The sentence is here, the sentence is here, the sentence is here!! The biggest single-day loss in history, the protagonist of the "big warehouse explosion of the century" may be sentenced to 21 years in prison!

You have seen too many masters of eternal profit in the square. Today, Lao Jiu will show you the protagonist of the big warehouse explosion of the century!

Bill Hwang (Korean), 60, was sentenced to a long prison term because he led one of the largest securities fraud schemes in history, causing billions of dollars in losses.

He worked as a stock analyst in the Tiger Fund founded by Julian Robertson.

In 2001, Bill Hwang established Tiger Asia Fund. In 2012, it was investigated by the US Securities and Exchange Commission (SEC) for insider trading. At the same time, the Hong Kong Securities and Futures Commission (SFC) also ordered it to be banned from trading in the Hong Kong market.

Bill Hwang returned external funds to fund investors in 2013 and transformed Tiger Asia Fund into a family office Archegos. It is reported that the net assets of Archegos managed by Bill Hwang are about 15 billion US dollars, which is 5 times-6 times higher than that of Archegos. After the leverage, the total investment scale exceeded 100 billion US dollars.

In 2021, the Archegos (Bill Hwang) liquidation incident caused an uproar throughout Wall Street and attracted regulatory scrutiny on three continents in the United States;

Since March 2021, Archegos has been forced to sell a large number of Chinese stocks in its holdings, including Baidu, Tencent Music and Vipshop, due to the use of a large number of highly leveraged derivatives to avoid reporting obligations and unfavorable market conditions.

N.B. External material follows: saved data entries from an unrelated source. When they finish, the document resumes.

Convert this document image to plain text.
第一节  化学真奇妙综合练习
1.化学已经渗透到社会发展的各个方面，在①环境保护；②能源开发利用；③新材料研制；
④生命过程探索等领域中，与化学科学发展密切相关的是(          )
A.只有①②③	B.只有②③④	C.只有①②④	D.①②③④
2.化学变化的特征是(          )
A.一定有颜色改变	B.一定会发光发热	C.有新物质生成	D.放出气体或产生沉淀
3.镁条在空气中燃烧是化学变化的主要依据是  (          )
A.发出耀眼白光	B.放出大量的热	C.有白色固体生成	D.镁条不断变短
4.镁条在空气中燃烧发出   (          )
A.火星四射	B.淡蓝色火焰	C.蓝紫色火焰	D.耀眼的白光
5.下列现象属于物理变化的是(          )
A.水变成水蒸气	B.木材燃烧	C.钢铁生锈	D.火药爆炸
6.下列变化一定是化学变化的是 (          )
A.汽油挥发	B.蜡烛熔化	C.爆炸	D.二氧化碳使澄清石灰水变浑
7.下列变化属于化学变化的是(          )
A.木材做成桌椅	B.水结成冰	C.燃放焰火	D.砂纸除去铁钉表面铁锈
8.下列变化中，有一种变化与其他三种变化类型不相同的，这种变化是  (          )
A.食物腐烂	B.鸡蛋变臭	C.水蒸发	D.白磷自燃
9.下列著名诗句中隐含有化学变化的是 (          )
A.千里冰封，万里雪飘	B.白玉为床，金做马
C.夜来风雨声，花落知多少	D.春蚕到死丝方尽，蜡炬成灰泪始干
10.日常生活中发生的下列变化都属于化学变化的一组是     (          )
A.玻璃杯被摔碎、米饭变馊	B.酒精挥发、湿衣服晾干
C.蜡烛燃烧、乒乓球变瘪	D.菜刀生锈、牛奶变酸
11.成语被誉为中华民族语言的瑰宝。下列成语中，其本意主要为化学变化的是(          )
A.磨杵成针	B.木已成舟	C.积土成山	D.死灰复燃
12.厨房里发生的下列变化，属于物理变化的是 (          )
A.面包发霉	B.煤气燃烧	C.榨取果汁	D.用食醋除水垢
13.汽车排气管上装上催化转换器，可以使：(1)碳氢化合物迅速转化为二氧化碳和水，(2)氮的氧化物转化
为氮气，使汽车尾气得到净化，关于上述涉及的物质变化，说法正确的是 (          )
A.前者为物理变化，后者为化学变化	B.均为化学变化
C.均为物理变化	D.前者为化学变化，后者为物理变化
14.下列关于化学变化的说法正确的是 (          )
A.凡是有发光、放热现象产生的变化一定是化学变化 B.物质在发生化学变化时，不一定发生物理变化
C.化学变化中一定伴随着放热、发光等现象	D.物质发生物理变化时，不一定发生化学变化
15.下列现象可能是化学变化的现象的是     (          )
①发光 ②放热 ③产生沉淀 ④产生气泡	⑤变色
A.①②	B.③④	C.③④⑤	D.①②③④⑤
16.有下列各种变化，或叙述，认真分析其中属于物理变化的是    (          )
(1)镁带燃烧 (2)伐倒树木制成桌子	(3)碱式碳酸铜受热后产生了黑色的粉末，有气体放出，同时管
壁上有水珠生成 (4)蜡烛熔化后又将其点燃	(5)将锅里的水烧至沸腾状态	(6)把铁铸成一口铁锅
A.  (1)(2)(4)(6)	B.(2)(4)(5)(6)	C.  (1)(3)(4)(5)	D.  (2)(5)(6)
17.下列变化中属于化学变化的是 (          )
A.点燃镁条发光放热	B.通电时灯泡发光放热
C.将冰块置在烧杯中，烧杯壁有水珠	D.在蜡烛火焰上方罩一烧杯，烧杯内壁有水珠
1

Not only did Archegos lose $10 billion in this forced liquidation, but the market value of the stocks sold also evaporated by $33 billion.

Trading with Archegos The investment banks also suffered heavy losses. JPMorgan Chase released a report saying that the total losses of the six investment banks involved, including Goldman Sachs, Morgan Stanley, Wells Fargo, UBS, Credit Suisse and Nomura Securities, reached US$5 billion to US$10 billion.

The incident caused global banks to lose up to US$10 billion, including US$5.5 billion for Credit Suisse (now UBS Group) and US$2.9 billion for Nomura Holdings, and caused shareholders losses of more than US$100 billion.

The incident was called "the largest single-day loss in history" and "the biggest blow-up of the century" by some media.